Physical characteristics
- Source: confluence of Cushman Branch and Francis Branch
- • location: Tioga State Forest, Tioga County
- • coordinates: 41°33′00″N 77°33′14″W﻿ / ﻿41.55000°N 77.55389°W
- • elevation: 1,156 ft (352 m)
- Mouth: Pine Creek
- • location: Slate Run, Tiadaghton State Forest, Lycoming County
- • coordinates: 41°28′21″N 77°30′16″W﻿ / ﻿41.47250°N 77.50444°W
- • elevation: 732 ft (223 m)
- Length: 7.3 mi (11.7 km)

= Slate Run =

Slate Run is a 7.3 mi tributary of Pine Creek in Tioga and Lycoming counties, Pennsylvania in the United States.

Formed by the confluence of two of its tributaries, the Francis Branch and the Cushman Branch, Slate Run flows generally southeast to join Pine Creek at the community of Slate Run.
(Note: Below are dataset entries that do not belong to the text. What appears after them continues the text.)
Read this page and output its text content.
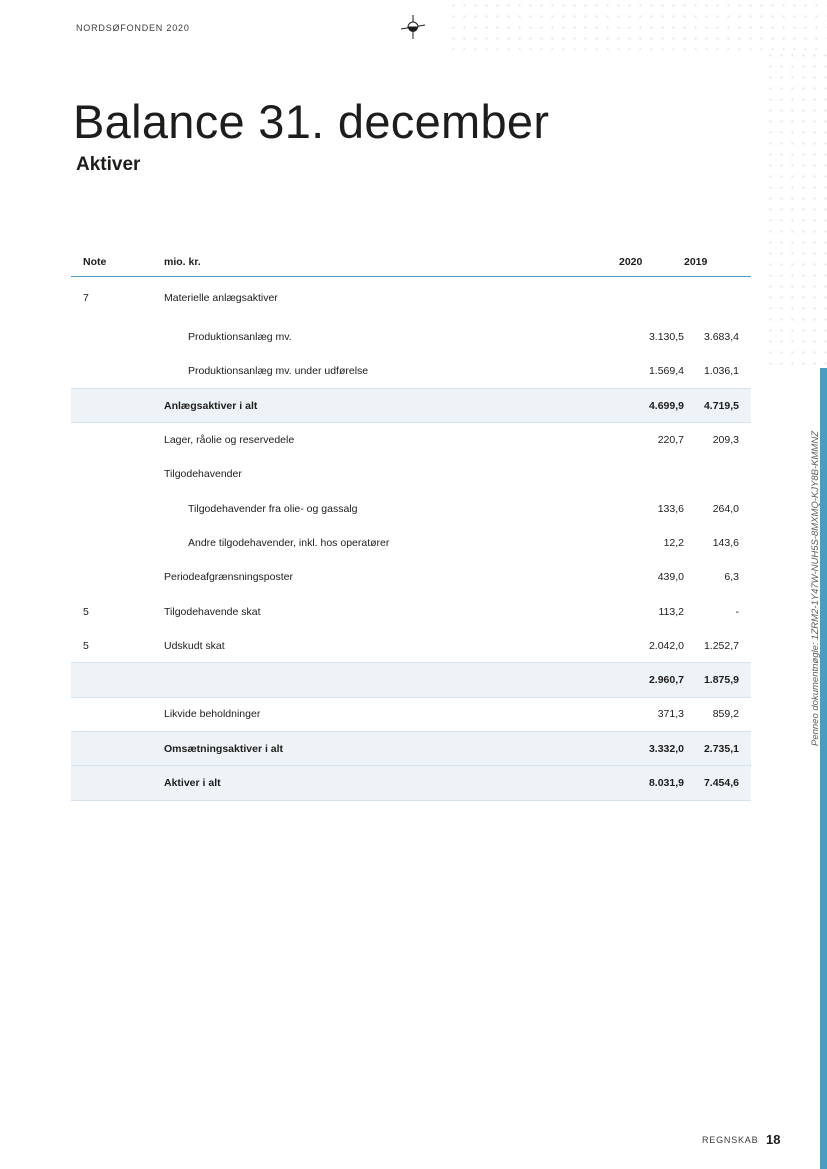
NORDSØFONDEN 2020
Balance 31. december
Aktiver
Note	mio. kr.	2020	2019
7	Materielle anlægsaktiver		
	Produktionsanlæg mv.	3.130,5	3.683,4
	Produktionsanlæg mv. under udførelse	1.569,4	1.036,1
	Anlægsaktiver i alt	4.699,9	4.719,5
	Lager, råolie og reservedele	220,7	209,3
	Tilgodehavender		
	Tilgodehavender fra olie- og gassalg	133,6	264,0
	Andre tilgodehavender, inkl. hos operatører	12,2	143,6
	Periodeafgrænsningsposter	439,0	6,3
5	Tilgodehavende skat	113,2	-
5	Udskudt skat	2.042,0	1.252,7
		2.960,7	1.875,9
	Likvide beholdninger	371,3	859,2
	Omsætningsaktiver i alt	3.332,0	2.735,1
	Aktiver i alt	8.031,9	7.454,6
Penneo dokumentnøgle: 1ZRM2-1Y47W-NUH5S-8MXMQ-KJY8B-KMMNZ
REGNSKAB 18
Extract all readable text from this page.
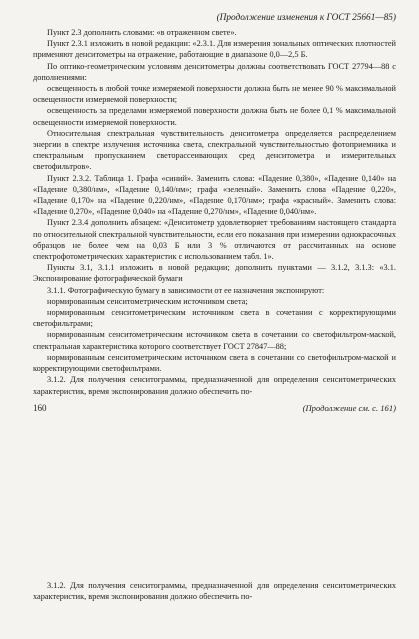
(Продолжение изменения к ГОСТ 25661—85)

Пункт 2.3 дополнить словами: «в отраженном свете».

Пункт 2.3.1 изложить в новой редакции: «2.3.1. Для измерения зональных оптических плотностей применяют денситометры на отражение, работающие в диапазоне 0,0—2,5 Б.

По оптико-геометрическим условиям денситометры должны соответствовать ГОСТ 27794—88 с дополнениями:

освещенность в любой точке измеряемой поверхности должна быть не менее 90 % максимальной освещенности измеряемой поверхности;

освещенность за пределами измеряемой поверхности должна быть не более 0,1 % максимальной освещенности измеряемой поверхности.

Относительная спектральная чувствительность денситометра определяется распределением энергии в спектре излучения источника света, спектральной чувствительностью фотоприемника и спектральным пропусканием светорассеивающих сред денситометра и измерительных светофильтров».

Пункт 2.3.2. Таблица 1. Графа «синий». Заменить слова: «Падение 0,380», «Падение 0,140» на «Падение 0,380/нм», «Падение 0,140/нм»; графа «зеленый». Заменить слова «Падение 0,220», «Падение 0,170» на «Падение 0,220/нм», «Падение 0,170/нм»; графа «красный». Заменить слова: «Падение 0,270», «Падение 0,040» на «Падение 0,270/нм», «Падение 0,040/нм».

Пункт 2.3.4 дополнить абзацем: «Денситометр удовлетворяет требованиям настоящего стандарта по относительной спектральной чувствительности, если его показания при измерении однокрасочных образцов не более чем на 0,03 Б или 3 % отличаются от рассчитанных на основе спектрофотометрических характеристик с использованием табл. 1».

Пункты 3.1, 3.1.1 изложить в новой редакции; дополнить пунктами — 3.1.2, 3.1.3: «3.1. Экспонирование фотографической бумаги

3.1.1. Фотографическую бумагу в зависимости от ее назначения экспонируют:

нормированным сенситометрическим источником света;

нормированным сенситометрическим источником света в сочетании с корректирующими светофильтрами;

нормированным сенситометрическим источником света в сочетании со светофильтром-маской, спектральная характеристика которого соответствует ГОСТ 27847—88;

нормированным сенситометрическим источником света в сочетании со светофильтром-маской и корректирующими светофильтрами.

3.1.2. Для получения сенситограммы, предназначенной для определения сенситометрических характеристик, время экспонирования должно обеспечить по-

160	(Продолжение см. с. 161)

3.1.2. Для получения сенситограммы, предназначенной для определения сенситометрических характеристик, время экспонирования должно обеспечить по-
The first 0.5 mi or so of the main stem are in the Tioga State Forest in Tioga County, and the rest passes through the Tiadaghton State Forest in Lycoming County. Named tributaries include Morris Run and Red Run, which enter from the left, and Manor Fork, which enters from the right.

Slate Run, a popular fishery, supports wild brook and brown trout. Fishing is allowed year-round, but anglers are limited to fly fishing with barbless hooks and must return all caught trout to the stream. Other fish in the creek include eastern blacknose dace, longnose dace, slimy sculpins, and white suckers.